Chari Legarda: Surf’s Up
March 4, 2010Although she might not be a Brian Wilson “California Girl,” Chari Legarda is nonetheless a local babe born of our native shores and the Batangas sun. No matter where you are, the eternal summer starts here. Words by Max Eigenmann
Chari Legarda walks into the apartment sporting a baby blue statement tank top. It reads: “Love is Blonde.”
I had to laugh. “Isn’t it supposed to be blind?”
Of course, we didn’t start the interview just yet (there were other things to talk about first). It was only around the time that we had stuffed ourselves with steamed shrimp dumplings and red wine that we segued into talking about the article. Unorthodox, I know… But then again that was when it started to get just a little more fun than usual.

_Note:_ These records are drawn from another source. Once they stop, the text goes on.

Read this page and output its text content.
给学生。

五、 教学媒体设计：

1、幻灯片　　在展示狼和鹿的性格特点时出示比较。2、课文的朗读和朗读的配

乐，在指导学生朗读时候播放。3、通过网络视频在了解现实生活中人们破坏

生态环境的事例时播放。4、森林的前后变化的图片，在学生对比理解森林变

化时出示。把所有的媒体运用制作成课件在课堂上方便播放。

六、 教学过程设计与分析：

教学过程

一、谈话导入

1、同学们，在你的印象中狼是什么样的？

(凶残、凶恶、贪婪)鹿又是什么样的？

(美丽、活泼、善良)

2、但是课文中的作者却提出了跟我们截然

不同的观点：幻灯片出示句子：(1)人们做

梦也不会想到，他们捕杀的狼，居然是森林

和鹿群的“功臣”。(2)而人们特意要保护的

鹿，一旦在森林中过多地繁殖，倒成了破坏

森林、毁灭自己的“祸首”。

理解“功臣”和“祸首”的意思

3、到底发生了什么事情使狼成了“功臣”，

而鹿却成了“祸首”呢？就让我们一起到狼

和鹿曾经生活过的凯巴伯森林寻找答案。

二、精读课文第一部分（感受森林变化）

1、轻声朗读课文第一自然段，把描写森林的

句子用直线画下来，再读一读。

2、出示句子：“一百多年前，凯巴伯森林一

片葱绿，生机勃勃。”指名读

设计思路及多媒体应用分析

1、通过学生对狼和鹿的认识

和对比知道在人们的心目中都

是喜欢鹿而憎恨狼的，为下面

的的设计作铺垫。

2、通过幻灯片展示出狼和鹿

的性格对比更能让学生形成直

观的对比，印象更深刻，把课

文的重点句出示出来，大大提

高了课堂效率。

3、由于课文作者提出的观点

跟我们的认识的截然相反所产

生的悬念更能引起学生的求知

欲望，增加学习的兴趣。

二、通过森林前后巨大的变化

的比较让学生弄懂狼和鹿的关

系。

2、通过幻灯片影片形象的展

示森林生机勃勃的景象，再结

I’ll say this: Chari is probably the only girl I know who can kick a guy’s ass without even trying. Growing up with mostly boys—or girls who were like boys—it was very competitive. “We’d play street hockey until somebody cried. Then the game would be over.” Judging from the way she laughed after she said this, it was obvious that she was never the one who cried after a game. Which most definitely suggests that she was one of those “girls who were like boys.” That would maybe explain how effortlessly she opens a beer bottle using the flat end of a lighter.

As long as I’ve known her she has always been sunburnt. This isn’t surprising. Most of her younger years, if not all, were spent with her very many cousins. “We were each other’s barkada… and our playground would be our grandparents’ compound by the beach in Nasugbu.” She remembers the fishing trips her dad would take her to. She vividly describes her six-year-old self—waddling her legs and arms under water to keep her neck on the surface of the sea to keep breathing. Apparently their fishing boat would capsize and Chari would have to wait patiently for her dad to turn it over because the shore was just way too far a swim. In fact, her first surf story does not include a trainer or any sort of supervision at all. All it took was a board, guts and endless paddling. She refers to that day as beginner’s luck.